Unions have been arguing for more progressive and humane alternatives to paying down the deficit and finding funds for investment and growth, including demanding a contribution to fixing the economy from those that can afford it.
This week the CGTP reiterated the demand for an increase in taxation on dividends and profits from stock-market listed companies. It also argues for a rise in the minimum wage to boost domestic spending, a reduction in working hours without loss of pay to increase employment and a targeted programme of investment in agriculture, fisheries and mining to improve the trade balance.
Still, who is listening? The financial markets appear to share the same dangerously unreal faith in neo-liberal economic self-flagellation as the prime minister.
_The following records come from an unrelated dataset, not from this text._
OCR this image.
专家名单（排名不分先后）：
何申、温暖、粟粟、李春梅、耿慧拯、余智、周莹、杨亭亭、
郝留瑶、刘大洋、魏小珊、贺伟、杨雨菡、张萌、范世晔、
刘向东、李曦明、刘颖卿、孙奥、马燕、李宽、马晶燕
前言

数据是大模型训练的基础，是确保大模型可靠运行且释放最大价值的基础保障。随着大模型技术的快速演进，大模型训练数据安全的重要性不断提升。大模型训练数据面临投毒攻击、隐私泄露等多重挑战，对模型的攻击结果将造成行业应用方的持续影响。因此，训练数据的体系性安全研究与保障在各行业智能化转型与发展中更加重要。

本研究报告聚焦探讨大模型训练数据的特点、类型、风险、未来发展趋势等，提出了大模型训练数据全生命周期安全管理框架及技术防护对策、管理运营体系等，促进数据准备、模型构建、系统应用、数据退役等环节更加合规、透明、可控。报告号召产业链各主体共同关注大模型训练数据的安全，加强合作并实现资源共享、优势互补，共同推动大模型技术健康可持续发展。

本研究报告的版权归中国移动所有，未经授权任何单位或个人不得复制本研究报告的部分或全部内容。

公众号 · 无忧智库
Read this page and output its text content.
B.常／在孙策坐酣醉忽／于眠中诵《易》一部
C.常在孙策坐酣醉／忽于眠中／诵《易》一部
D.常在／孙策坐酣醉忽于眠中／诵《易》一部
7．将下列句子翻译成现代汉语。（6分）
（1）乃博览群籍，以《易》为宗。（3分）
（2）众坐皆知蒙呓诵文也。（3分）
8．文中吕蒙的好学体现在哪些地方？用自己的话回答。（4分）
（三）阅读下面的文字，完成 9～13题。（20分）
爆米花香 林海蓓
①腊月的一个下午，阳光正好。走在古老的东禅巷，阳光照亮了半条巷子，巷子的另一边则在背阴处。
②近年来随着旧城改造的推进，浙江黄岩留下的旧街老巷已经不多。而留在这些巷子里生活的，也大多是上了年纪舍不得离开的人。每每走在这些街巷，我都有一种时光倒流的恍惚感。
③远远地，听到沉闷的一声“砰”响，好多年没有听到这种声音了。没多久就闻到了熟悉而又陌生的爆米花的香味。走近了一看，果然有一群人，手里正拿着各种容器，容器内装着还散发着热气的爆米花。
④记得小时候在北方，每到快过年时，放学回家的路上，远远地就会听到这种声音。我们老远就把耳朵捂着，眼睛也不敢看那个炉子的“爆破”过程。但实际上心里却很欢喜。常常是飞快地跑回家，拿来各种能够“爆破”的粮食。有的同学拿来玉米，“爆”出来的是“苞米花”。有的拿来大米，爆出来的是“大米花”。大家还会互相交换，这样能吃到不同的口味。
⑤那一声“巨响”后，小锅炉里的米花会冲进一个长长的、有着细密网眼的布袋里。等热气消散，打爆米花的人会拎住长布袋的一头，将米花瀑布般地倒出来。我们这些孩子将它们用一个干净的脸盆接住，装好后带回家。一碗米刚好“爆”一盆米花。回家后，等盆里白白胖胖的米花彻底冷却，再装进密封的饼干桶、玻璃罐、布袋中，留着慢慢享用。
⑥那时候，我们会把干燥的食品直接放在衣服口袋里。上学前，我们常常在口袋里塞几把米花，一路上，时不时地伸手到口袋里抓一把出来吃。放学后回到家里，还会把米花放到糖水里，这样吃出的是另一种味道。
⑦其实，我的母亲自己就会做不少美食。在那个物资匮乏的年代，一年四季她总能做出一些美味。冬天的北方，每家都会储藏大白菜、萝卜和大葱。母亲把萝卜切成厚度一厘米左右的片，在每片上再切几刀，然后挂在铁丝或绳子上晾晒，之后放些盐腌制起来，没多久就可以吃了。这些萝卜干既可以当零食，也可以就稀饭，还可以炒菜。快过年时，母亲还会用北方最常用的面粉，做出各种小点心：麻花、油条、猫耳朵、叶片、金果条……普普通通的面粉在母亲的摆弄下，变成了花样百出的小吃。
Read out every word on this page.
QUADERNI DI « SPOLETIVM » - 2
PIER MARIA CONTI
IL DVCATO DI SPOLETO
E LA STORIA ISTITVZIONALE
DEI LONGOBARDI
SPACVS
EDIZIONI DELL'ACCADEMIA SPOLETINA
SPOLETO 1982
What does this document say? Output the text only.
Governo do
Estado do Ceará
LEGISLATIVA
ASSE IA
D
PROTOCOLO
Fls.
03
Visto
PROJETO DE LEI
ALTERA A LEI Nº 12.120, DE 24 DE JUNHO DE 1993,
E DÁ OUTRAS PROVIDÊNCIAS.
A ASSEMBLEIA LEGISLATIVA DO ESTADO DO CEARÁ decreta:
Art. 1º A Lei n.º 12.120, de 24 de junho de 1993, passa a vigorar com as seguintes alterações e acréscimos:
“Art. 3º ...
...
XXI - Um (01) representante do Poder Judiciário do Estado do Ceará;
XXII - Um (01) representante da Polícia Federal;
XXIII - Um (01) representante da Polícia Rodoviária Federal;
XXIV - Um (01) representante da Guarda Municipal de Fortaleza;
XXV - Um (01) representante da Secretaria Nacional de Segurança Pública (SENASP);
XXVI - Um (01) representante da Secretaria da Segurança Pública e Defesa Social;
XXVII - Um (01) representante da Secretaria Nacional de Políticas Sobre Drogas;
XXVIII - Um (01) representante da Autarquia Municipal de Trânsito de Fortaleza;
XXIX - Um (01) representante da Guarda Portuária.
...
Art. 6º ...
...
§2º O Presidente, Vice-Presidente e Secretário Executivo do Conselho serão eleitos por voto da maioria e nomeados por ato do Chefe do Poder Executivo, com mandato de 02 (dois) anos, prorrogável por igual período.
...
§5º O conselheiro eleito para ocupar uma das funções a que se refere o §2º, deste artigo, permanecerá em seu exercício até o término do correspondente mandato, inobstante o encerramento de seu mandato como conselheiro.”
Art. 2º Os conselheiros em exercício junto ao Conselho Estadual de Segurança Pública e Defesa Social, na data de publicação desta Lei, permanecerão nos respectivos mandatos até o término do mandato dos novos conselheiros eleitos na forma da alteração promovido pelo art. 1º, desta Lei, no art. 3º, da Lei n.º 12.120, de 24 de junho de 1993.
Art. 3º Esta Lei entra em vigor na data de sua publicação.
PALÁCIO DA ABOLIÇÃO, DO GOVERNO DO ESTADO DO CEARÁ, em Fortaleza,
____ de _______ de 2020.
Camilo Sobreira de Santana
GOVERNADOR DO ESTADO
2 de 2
Financial news service Bloomberg reported Thursday that credit-default swaps on Portugal had dropped as low as 725 basis points, from 1,515 in January and 1,237 in May. ‘The contracts have fallen by the most of any government this year and by more than every nation except Ireland in the past month. The implied probability of Portugal defaulting on its debt has declined to 48 percent from 73 percent as optimism that spending cuts and tax increases will get finances back on track outweighs a shrinking economy and rising unemployment,’ the article stated.
Pretty much every indicator in the real economy suggests there should be deep pessimism about austerity doing anything other create conditions for yet more austerity. That the banksters and the political leaders in the West like Passos Coelho should be optimistic shows just how out of touch they are.